Three template shapes (square, rectangle, circle) are pre‑loaded. A contour is considered valid if its matchShapes score against any template is below a threshold (empirically < 3) and the contour contains text.

# Load shape templates
circle = cv2.imread(os.getcwd() + '/fgbgIsolation/utils/shapes/circle.png', 0)
_, contours, _ = cv2.findContours(circle, cv2.RETR_TREE, cv2.CHAIN_APPROX_SIMPLE)
self.circle = contours[0]

square = cv2.imread(os.getcwd() + '/fgbgIsolation/utils/shapes/square.png', 0)
_, contours, _ = cv2.findContours(square, cv2.RETR_TREE, cv2.CHAIN_APPROX_SIMPLE)
self.square = contours[0]

rect = cv2.imread(os.getcwd() + '/fgbgIsolation/utils/shapes/rect.png', 0)
_, contours, _ = cv2.findContours(rect, cv2.RETR_TREE, cv2.CHAIN_APPROX_SIMPLE)
self.rect = contours[0]

def detect(self, cnt):
    shape = "unidentified"
    types = [self.square, self.rect, self.circle]
    names = ['square', 'rect', 'circle']
    for i in range(len(types)):
        type = types[i]
        score = cv2.matchShapes(type, cnt, 1, 0.0)  # lower score = more similar
        if score < 3:
            shape = names[i]
            break
    return shape, score

Image Inpainting

Compute Overlap Regions

Only overlapping parts of layered foregrounds need repair. We compute the intersection of the current layer mask with masks of all higher layers using cv2.bitwise_and, then build a combined overlap mask.

# mask: current layer mask; layers_merge: list of all foreground masks
UPPER_level_mask = np.zeros(mask.shape, np.uint8)
UPPER_level_mask = np.where(layers_merge > i, 255, 0).astype(np.uint8)
_, contours, _ = cv2.findContours(mask, cv2.RETR_EXTERNAL, cv2.CHAIN_APPROX_SIMPLE)
overlaps_mask = np.zeros(mask.shape, np.uint8)
for cnt in contours:
    cnt_mask = np.zeros(mask.shape, np.uint8)
    cv2.drawContours(cnt_mask, [cnt], 0, (255, 255, 255), cv2.FILLED, cv2.LINE_AA)
    overlap_mask = cv2.bitwise_and(inpaint_mask, cnt_mask, mask=UPPER_level_mask)
    overlaps_mask = cv2.bitwise_or(overlaps_mask, overlap_mask)
# Assign the computed overlap mask to the inpainting mask
inpaint_mask = overlaps_mask

Inpainting

OpenCV's cv2.INPAINT_TELEA algorithm first restores edge pixels and then propagates inward until the whole masked area is filled.

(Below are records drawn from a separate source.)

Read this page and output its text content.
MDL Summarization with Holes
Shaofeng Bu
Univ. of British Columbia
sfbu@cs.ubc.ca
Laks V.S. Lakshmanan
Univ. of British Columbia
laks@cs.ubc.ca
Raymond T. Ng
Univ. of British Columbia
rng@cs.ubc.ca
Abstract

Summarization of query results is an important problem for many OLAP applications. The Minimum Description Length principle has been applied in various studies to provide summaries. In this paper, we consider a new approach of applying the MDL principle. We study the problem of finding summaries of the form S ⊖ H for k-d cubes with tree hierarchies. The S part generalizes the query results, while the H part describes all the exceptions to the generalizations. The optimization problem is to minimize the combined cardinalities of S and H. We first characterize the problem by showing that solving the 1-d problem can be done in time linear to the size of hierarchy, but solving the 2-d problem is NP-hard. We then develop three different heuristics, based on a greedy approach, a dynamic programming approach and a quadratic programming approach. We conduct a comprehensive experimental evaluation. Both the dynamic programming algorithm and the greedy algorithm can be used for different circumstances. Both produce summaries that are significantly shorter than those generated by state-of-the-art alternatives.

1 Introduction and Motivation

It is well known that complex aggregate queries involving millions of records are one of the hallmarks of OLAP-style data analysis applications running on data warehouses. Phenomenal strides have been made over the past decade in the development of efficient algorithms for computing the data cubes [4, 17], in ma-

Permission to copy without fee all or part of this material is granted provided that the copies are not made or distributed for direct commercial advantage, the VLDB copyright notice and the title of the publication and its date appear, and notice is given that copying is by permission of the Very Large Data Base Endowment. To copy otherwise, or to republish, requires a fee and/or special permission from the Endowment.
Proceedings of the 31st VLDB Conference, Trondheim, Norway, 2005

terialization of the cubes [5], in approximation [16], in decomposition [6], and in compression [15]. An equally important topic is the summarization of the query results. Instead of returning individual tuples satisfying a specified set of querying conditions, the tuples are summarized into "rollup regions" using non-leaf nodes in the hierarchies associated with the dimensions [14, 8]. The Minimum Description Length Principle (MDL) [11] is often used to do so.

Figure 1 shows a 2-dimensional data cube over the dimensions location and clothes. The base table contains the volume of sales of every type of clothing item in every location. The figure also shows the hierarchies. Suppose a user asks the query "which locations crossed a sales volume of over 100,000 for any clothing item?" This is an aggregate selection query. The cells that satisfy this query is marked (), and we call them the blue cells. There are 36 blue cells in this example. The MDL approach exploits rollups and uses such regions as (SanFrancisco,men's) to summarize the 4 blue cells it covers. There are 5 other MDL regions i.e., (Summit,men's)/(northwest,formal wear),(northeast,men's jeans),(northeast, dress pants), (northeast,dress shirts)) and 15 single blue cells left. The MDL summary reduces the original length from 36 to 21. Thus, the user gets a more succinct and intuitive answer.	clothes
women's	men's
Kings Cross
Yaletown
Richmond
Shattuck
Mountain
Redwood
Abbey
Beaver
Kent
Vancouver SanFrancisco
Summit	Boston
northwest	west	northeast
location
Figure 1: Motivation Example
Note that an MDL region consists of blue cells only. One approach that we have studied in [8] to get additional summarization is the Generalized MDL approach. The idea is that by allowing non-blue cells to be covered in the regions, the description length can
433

# img: original image; inpaint_mask: mask from previous step
# dst: repaired image
dst = cv2.inpaint(img, inpaint_mask, 3, cv2.INPAINT_TELEA)

Extension

The presented computer‑vision‑centric, deep‑learning‑assisted pipeline works well for many UI screenshots, but challenging cases with high‑contrast edges, heavy noise, or indistinct contours still leave room for improvement.